Which of your clinical studies made you most proud? Over the past 20 years, my partner, Hank Perry, and I have published over 100 papers in cornea, cataract, and refractive surgery. I enjoy each subspecialty and feel that we have been fortunate to make contributions in all of these different areas. In cornea, we performed the first study of LASIK following a corneal transplant, showing that LASIK was a viable entity to rehabilitate patients who in the past were often forced to wear gas-permeable contact lenses or be without visual rehabilitation after a year of corneal transplant rehabilitation. In cataract surgery, I have been interested in bimanual phacoemulsification and have contributed to the literature on micropulse technology. One of my other major interests has always been ocular infectious disease. Ten years ago, we published the first paper suggesting that fluoroquinolones could penetrate into the anterior chamber at therapeutic levels. This was a revolutionary concept at that time, and today it is considered one of the major advantages of using fluoroquinolones in ophthalmology.
What is the most exciting technology on the horizon? I believe the most exciting technology in cataract surgery is bimanual phacoemulsification. The additional control and safety of this technique has significantly improved the quality of cataract surgery, and, with new IOL technology, which I am certain will be available shortly, I believe that implantation of IOLs for cataract surgery and for refractive lensectomies will be performed through 1-mm incisions. In refractive surgery, I believe that the technology of IOLs with diffractive optics is capable of providing quality visual acuity without aberration in high myopes and hyperopes. These diffractive lenses will revolutionize the visual rehabilitation of some of the most difficult patients we manage and bring refractive surgery to every ophthalmologist who performs cataract surgery.

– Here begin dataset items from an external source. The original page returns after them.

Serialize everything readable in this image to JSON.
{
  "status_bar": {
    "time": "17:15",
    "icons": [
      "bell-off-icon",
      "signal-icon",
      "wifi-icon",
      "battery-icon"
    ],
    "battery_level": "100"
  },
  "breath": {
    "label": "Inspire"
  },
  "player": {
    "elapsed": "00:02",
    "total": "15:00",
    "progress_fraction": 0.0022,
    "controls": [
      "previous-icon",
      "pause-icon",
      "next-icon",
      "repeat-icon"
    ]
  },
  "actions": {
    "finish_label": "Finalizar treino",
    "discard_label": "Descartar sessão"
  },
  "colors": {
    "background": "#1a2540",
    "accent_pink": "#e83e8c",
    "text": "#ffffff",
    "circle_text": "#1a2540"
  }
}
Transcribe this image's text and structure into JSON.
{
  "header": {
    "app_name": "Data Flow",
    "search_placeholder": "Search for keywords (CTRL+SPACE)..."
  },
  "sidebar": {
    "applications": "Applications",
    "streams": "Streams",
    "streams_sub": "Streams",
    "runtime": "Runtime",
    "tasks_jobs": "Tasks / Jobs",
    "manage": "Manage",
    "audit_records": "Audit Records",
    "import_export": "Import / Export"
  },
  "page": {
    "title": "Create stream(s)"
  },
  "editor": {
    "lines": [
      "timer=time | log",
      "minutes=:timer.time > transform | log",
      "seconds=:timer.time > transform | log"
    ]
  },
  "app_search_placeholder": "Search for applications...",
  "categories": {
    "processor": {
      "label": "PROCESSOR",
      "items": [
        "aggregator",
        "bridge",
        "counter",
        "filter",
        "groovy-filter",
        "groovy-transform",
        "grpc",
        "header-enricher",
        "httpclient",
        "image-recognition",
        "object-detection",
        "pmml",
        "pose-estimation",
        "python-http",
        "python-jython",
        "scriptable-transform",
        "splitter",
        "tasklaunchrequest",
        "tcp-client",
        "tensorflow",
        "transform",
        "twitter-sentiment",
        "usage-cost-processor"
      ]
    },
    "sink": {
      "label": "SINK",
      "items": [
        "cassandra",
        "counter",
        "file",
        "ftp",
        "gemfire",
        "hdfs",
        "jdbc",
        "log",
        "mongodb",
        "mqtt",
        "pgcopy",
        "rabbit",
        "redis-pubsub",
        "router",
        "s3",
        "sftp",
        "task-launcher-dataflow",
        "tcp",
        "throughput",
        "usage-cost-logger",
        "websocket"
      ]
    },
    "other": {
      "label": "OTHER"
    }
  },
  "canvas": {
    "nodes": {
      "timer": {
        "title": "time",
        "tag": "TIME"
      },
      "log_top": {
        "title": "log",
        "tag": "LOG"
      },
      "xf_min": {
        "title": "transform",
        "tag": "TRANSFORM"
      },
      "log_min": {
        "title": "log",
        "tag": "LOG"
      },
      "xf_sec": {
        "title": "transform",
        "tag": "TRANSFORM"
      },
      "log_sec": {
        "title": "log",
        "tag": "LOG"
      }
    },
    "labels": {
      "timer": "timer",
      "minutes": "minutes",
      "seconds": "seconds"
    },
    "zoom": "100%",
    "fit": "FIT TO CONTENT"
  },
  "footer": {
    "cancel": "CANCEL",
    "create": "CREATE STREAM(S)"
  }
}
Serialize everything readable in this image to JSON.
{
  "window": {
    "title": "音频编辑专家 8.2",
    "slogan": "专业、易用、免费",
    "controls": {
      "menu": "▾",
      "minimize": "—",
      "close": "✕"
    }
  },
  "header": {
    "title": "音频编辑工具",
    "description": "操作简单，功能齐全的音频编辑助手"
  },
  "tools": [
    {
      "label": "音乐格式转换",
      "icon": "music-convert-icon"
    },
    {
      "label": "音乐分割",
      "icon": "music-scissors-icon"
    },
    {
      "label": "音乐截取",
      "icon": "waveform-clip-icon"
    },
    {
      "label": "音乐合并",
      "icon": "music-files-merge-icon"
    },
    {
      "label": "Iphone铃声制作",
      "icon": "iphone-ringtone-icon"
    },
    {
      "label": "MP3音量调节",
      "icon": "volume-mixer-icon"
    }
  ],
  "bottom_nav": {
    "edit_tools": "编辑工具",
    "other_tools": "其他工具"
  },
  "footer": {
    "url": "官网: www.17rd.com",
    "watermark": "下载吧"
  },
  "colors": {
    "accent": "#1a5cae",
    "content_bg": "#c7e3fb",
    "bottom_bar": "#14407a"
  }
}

What is the toughest decision you have had to make as a surgeon? As a young surgeon, the toughest decision I learned to make was when to say no—when to tell a patient that he should not consider having surgery. This is particularly true in refractive surgery. Patients may have unrealistic expectations. Advising these patients that you cannot satisfy their visual needs is one of the most important lessons that I have learned as an ophthalmologist.
How has teaching impacted on your approach to ophthalmology in your everyday practice? Teaching residents and fellows is a symbiotic relationship in which I learn as much as my students. My partner and I have had a cornea, external disease, and refractive surgery fellowship program that has trained one to three physicians per year for the past 12 years. Residents and fellows challenge me to maintain my clinical edge, and their hard work allows us to perform research that would be otherwise impossible. Virtually every published work that I have been fortunate enough to be part of over the last 20 years has been done with the help of a resident or fellow, and I count the residents and fellows I have trained as probably my greatest achievement.
What advice would you give to doctors entering ophthalmology today? Choose comprehensive ophthalmology or the subspecialty that you love, so that every day when you wake up it is exciting to go to the office or to go into surgery and do something that you love to do. Our practice—Ophthalmic Consultants of Long Island—has grown from three to 20 ophthalmologists over the last decade based on the simple principles of enjoying what we do and providing excellent subspecialty care to our patients. A misleading path in ophthalmology would be to choose a subspecialty based on potential remuneration. Find something that you love to do and try to make a contribution to that area.